Math 582DA
Stochastic Programming Duality: Analysis and Applications
Lisa Korf
Winter 2003, Monday/Wednesday/Friday, 11:30-12:20
Stochastic programming is one methodology for modeling and solving
optimization problems under uncertainty. Stochastic programs are
mathematical programs in which a probability distribution is incorporated
to describe the uncertain parameters present in the problem. A typical
application is that of a producer who wants to know how many of various
products to produce to maximize his expected profit under uncertain
customer demand. Recently stochastic programming has been applied to a
variety of problems arising in finance.
Stochastic programming models have a special structure due to the
inclusion of the probability distributions in their formulation.
Studying duality in stochastic programming leads to an understanding of
what happens to the problem under various perturbations of this structure.
Duality in stochastic programming is a useful tool for problem analysis
(e.g. dual variables interpreted as prices of information), as well as
solution methodologies. A major issue that arises is that, because a
probability distribution is present in the problem, the problem takes on
an infinite-dimensional character. Standard finite-dimensional duality
techniques do not apply.
We will explore duality in stochastic programming of both the
finite-dimensional and infinite-dimensional variety. Various forms of
duality will be explored, along with interpretations. Some issues we will
consider once a firm foundation is established are relative duality gaps
for nonconvex (including integer) stochastic programs dependent on the
type of Lagrangian relaxation considered, and interpretation of dual
variables in applications, in particular as applied to portfolio
optimization and the pricing of financial derivatives.

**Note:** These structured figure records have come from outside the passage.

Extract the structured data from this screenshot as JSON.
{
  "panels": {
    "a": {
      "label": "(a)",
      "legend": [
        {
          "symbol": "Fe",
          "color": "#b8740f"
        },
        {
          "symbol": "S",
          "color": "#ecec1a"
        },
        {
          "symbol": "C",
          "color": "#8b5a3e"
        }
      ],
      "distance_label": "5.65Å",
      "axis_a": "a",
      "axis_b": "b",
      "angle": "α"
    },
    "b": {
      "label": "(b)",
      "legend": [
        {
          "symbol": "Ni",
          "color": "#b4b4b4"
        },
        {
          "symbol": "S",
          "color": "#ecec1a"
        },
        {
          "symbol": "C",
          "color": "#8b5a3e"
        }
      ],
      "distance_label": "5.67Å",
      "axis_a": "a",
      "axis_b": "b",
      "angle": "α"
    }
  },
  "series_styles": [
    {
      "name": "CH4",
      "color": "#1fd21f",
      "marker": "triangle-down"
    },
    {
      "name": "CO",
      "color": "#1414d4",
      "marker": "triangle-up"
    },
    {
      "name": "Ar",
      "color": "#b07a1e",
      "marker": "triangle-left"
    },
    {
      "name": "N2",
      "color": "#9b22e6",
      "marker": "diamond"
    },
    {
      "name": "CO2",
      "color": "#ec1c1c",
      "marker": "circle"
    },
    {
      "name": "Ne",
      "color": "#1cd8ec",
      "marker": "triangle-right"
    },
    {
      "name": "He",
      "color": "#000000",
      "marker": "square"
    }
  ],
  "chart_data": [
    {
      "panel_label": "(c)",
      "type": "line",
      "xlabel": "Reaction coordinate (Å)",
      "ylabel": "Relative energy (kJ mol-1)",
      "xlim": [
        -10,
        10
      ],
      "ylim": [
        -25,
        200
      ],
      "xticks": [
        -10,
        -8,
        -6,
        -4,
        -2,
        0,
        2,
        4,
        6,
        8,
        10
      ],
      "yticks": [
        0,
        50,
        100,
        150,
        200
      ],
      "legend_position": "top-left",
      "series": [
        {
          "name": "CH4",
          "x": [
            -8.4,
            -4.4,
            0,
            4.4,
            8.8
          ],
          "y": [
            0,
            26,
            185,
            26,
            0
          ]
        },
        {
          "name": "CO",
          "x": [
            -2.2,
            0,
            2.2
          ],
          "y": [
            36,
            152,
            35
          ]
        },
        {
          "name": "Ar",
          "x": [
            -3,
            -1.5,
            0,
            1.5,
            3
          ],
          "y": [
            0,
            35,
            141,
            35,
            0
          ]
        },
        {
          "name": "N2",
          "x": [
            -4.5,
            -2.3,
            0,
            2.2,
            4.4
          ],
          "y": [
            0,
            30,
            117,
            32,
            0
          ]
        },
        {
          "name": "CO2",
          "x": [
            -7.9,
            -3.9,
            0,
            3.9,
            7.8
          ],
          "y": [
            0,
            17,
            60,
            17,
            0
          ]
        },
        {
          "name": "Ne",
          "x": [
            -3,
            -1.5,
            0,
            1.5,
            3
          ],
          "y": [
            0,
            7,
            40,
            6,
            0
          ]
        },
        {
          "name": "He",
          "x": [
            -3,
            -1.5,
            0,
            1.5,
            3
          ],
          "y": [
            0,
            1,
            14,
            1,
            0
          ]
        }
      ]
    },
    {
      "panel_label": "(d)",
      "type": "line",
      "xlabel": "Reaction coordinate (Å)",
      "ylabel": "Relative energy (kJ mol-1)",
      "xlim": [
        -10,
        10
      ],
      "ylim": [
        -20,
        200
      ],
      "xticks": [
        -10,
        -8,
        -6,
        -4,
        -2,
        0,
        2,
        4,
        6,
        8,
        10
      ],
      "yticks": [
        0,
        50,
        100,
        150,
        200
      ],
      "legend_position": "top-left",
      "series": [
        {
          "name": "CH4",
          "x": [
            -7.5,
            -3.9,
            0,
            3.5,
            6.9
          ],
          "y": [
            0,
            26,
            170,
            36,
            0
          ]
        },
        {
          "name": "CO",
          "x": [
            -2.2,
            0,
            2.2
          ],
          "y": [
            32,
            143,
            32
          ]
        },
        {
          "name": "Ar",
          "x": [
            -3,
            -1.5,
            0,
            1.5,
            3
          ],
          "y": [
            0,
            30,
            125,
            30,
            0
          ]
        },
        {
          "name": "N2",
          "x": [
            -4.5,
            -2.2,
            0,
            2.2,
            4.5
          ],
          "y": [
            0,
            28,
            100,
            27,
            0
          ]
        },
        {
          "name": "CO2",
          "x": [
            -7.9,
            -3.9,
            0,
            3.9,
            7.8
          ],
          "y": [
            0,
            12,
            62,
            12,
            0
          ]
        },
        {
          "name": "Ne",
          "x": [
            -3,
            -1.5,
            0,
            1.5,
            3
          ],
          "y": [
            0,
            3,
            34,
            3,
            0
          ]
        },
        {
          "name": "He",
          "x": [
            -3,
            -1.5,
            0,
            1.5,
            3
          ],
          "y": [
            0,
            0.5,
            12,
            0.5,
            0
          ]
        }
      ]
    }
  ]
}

Prerequisites: Real Analysis (524/525/526), an Optimization course such
as 407, 408, or 515. Some knowledge of Probability Theory is helpful but
not required.
Related reading:
- Rockafellar, R.T., Conjugate Duality and Optimization, CBMS-NSF
Regional Conference Series in Applied Mathematics, SIAM, Philadelphia,
1974.
- Rockafellar, R.T. and Wets, R., Stochastic convex programming: basic
duality, Pacific Journal of Mathematics, Vol. 62, No. 1, 1976, pp.
173-195.
- Rockafellar, R.T. and Wets, R., Stochastic convex programming:
relatively complete recourse and induced feasibility, SIAM J. Control and
Optimization, Vol. 14, No. 3, May 1976, pp. 574-589.
- Korf, L.,
Stochastic
Programming Duality: L∞ multipliers for
unbounded constraints with an application to mathematical finance,
2002.
- King, A., and Korf, L.,
Martingale
pricing measures in incomplete markets via stochastic programming duality in the dual of L∞, 2002.